Dass der Mensch, der ihm das angetan hat, kein Fremder gewesen ist, macht Starks Leben in der Folge nicht einfacher. „Ich habe mich bei ihm in Sicherheit gefühlt, er stand für geregeltes Essen, für geregelte Freizeit“, erzählt Stark. In jener Zeit sei deshalb nicht nur sei- ne Seele gestorben, sondern gleichermaßen sein Vertrauen zu den Menschen. Das Kind Andreas sei deshalb in den 70-ern „gestorben“. Noch heute sei es normal, dass sei- ne Frau ihn nie mit seinem Namen anspricht. Sie wisse um sein Problem. Sie sei auch diejenige, die vieles verstehen und vor allem unendlich viel Geduld haben müsse. Geduld deshalb, weil Stark keine fremde Haut auf seinem Körper erträgt. Infolge der der traumatischen Kindheitserlebnisse ist Stark sogar zum Junkie geworden, hat das Leben nur noch in der Sucht ertragen.

Die damals entgangenen Rentenbeiträge, die ihm im Alter fehlen werden – Stark war nicht in der Lage gewesen, einer Beschäftigung nachzugehen – will er – Stichwort Opferentschädigung – gerne diskutiert haben.

Für Stark und viele seiner Mitstreiter, die ein Leben lang unter Folgen leiden, sind die Verjährungsfristen bei sexueller Gewalt völlig unverständlich. Umso mehr, als viele Betroffene erst nach Jahrzehnten überhaupt über das Erlebte sprechen und sich anderen gegenüber öffnen können.
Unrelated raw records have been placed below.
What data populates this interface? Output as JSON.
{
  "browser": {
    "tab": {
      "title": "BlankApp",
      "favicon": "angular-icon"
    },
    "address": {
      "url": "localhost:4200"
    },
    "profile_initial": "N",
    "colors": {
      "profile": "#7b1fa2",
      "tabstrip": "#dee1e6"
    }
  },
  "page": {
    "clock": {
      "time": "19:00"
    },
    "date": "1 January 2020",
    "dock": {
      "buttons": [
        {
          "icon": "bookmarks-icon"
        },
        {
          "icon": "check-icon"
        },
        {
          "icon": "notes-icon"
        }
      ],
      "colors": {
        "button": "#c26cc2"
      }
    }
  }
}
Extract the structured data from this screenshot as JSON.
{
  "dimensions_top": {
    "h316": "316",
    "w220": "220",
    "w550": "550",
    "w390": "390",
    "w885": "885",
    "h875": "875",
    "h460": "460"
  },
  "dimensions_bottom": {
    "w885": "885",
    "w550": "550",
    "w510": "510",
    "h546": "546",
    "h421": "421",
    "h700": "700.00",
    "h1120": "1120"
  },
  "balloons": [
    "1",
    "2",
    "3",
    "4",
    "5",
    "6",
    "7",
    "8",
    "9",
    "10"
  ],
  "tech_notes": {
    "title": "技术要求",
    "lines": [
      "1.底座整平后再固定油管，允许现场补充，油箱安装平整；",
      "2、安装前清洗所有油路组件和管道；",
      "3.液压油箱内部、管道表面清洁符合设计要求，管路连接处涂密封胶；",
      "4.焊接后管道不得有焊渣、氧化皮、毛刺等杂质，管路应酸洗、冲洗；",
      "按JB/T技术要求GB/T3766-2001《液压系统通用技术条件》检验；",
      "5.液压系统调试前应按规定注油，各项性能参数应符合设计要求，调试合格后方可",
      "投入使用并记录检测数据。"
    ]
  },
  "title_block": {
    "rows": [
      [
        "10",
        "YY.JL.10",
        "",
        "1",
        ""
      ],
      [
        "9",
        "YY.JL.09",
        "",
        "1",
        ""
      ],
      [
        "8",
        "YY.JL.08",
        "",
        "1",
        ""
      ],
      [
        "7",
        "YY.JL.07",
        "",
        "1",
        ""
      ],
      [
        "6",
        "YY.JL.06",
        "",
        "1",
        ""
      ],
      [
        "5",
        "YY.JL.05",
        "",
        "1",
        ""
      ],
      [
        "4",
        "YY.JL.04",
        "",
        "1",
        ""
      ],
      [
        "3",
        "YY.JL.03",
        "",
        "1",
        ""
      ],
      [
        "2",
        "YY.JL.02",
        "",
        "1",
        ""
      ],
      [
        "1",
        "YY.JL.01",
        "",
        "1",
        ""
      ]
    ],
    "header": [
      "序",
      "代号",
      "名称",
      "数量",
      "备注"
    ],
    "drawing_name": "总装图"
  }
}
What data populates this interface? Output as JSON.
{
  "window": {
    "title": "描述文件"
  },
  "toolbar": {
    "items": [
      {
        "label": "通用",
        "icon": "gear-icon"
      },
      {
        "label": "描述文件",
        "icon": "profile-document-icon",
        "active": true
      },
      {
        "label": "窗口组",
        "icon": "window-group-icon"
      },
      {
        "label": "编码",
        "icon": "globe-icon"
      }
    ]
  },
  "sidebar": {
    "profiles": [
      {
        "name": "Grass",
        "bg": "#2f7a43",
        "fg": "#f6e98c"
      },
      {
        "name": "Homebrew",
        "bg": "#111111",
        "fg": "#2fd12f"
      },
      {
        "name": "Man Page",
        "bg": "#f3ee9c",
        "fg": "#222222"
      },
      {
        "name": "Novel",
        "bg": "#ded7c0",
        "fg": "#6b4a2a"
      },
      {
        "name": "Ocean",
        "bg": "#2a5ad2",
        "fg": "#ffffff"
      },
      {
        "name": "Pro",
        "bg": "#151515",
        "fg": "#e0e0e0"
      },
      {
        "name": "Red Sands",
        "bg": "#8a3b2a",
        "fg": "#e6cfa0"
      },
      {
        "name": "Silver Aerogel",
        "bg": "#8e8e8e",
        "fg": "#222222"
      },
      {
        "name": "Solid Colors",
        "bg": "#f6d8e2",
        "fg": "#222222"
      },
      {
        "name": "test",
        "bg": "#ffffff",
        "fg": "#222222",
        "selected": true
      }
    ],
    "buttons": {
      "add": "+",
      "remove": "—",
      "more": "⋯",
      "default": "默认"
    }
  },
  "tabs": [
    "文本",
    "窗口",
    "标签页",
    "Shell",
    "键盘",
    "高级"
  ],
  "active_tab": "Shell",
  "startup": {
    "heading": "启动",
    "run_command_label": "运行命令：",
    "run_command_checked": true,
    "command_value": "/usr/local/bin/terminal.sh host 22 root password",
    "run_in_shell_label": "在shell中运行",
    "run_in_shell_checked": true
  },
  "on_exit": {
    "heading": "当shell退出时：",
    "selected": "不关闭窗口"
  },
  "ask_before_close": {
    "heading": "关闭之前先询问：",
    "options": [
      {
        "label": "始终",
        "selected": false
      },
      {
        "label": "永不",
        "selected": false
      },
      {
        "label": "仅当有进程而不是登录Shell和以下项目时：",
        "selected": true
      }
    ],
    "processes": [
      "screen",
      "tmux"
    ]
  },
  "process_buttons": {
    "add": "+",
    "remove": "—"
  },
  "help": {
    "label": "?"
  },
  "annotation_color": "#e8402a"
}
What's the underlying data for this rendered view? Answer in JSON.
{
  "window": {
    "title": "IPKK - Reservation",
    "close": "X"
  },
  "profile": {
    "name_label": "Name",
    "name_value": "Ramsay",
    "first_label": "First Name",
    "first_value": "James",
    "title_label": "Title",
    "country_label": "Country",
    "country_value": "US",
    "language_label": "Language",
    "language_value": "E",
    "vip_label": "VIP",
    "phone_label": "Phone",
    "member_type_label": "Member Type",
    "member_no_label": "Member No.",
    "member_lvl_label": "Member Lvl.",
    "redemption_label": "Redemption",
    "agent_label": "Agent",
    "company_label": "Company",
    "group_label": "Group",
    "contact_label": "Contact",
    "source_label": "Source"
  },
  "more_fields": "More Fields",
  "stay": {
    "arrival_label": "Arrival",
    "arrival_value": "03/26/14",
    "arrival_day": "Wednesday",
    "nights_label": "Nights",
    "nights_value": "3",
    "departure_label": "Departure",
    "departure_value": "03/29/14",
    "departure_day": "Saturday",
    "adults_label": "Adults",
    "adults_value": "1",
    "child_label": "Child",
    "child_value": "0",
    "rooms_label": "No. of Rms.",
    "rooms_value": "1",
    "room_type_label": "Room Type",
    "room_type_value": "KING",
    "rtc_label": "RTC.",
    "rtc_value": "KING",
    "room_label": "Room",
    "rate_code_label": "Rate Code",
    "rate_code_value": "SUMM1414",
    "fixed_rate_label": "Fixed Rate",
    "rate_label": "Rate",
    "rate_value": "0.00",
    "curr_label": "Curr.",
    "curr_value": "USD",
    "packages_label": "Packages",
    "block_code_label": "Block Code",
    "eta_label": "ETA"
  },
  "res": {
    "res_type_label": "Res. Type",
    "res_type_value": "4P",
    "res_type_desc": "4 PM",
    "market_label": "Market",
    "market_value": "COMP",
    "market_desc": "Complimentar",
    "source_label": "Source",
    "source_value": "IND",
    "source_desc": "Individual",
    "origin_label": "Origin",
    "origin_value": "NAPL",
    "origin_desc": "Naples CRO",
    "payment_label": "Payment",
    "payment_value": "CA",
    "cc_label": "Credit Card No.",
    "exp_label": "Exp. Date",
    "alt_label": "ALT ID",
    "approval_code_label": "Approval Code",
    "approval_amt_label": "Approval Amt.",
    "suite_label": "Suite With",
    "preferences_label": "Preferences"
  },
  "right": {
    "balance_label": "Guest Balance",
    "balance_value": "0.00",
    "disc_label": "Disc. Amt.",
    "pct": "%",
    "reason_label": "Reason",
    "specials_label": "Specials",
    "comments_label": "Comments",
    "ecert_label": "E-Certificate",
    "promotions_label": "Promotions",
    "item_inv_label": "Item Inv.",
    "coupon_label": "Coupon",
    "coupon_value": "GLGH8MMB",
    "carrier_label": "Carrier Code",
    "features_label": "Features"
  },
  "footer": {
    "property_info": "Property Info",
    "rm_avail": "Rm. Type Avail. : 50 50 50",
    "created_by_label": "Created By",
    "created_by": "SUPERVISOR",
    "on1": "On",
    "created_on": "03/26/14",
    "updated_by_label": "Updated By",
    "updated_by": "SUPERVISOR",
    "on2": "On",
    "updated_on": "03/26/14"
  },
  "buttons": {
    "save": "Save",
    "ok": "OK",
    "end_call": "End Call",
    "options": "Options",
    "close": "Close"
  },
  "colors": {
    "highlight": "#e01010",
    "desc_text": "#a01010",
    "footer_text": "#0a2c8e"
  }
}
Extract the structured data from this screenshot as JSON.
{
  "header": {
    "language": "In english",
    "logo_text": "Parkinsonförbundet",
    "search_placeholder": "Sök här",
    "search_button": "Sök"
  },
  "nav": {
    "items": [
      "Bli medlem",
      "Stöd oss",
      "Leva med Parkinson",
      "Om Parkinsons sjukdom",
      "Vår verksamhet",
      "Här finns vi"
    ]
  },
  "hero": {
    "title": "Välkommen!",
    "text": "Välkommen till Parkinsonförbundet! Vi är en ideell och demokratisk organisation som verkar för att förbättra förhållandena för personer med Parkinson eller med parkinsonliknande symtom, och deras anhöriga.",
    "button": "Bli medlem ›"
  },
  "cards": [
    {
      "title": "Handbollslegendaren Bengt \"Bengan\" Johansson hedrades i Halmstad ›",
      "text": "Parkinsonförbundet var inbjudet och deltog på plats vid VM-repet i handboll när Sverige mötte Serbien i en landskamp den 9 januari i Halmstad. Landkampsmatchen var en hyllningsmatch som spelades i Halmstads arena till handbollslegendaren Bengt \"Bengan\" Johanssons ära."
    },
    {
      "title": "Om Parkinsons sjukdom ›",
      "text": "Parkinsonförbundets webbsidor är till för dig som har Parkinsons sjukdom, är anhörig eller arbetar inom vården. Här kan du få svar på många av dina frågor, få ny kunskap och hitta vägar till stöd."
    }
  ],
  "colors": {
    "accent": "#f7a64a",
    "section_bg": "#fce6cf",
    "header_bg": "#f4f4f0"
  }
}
Bundesjustizminister Heiko Maas habe vor seiner Wahl versprochen, für die absolute Aufhebung der Verjährungsfristen zu kämpfen, jetzt sei er mit seinem Gesetzesentwurf so zurückgerudert, dass er sich mit seinen Rechten nicht mehr vertreten fühlt, so Stark.

Das Wort „Pädophile“ nimmt der Referent nicht in den Mund. Weil es für Menschen stehe, die Kinder liebten. Leite eine Justizministerin Runde Tische für Opfer sexualisierter Gewalt bei gleichzeitiger Mitgliedschaft in einer Humanistischen Union – das Beispiel der ehemaligen Ministerin Sabine Leutheuser-Schnarrenberger (FDP) –, dann müsse man sich nicht wundern, dass er da sofort aus der FDP ausgetreten sei.

Anhand einer publizierten Doktorarbeit belegt Stark, dass mehr als 90 Prozent der zugelassenen Psychotherapeuten die Behandlung von Opfern sexualisierter Gewalt ablehnen. Weil die die ganze Vielfalt psychischer Störungen in sich tragen und deshalb schlecht zu rechnen sind, so seine Interpretation.

Deshalb gebe es deutschlandweit auch nur eine einzige Klinik, die sich genau mit diesem Krankheitsbild auseinandersetzt. Und nur eine einzige Krankenkasse, die die Kosten dafür auch trägt.

Was sich Andreas Stark wünscht, ist Beachtung. Beachtung seiner Person mit all dem, was da passiert ist. Und die Erkenntnis, dass „Betroffensein“ ein Leben lang Bedeutung hat. Darüber spreche man derzeit nämlich nicht.

Dass das Thema die Zuhörer sehr berührt hatte, das zeigte die anschließende Diskussion mit vielen Fragen. „Wir gehen heute anders hier raus, als wir reingekommen sind“, lautete am Ende auch das Fazit von Dr. Timm Kern.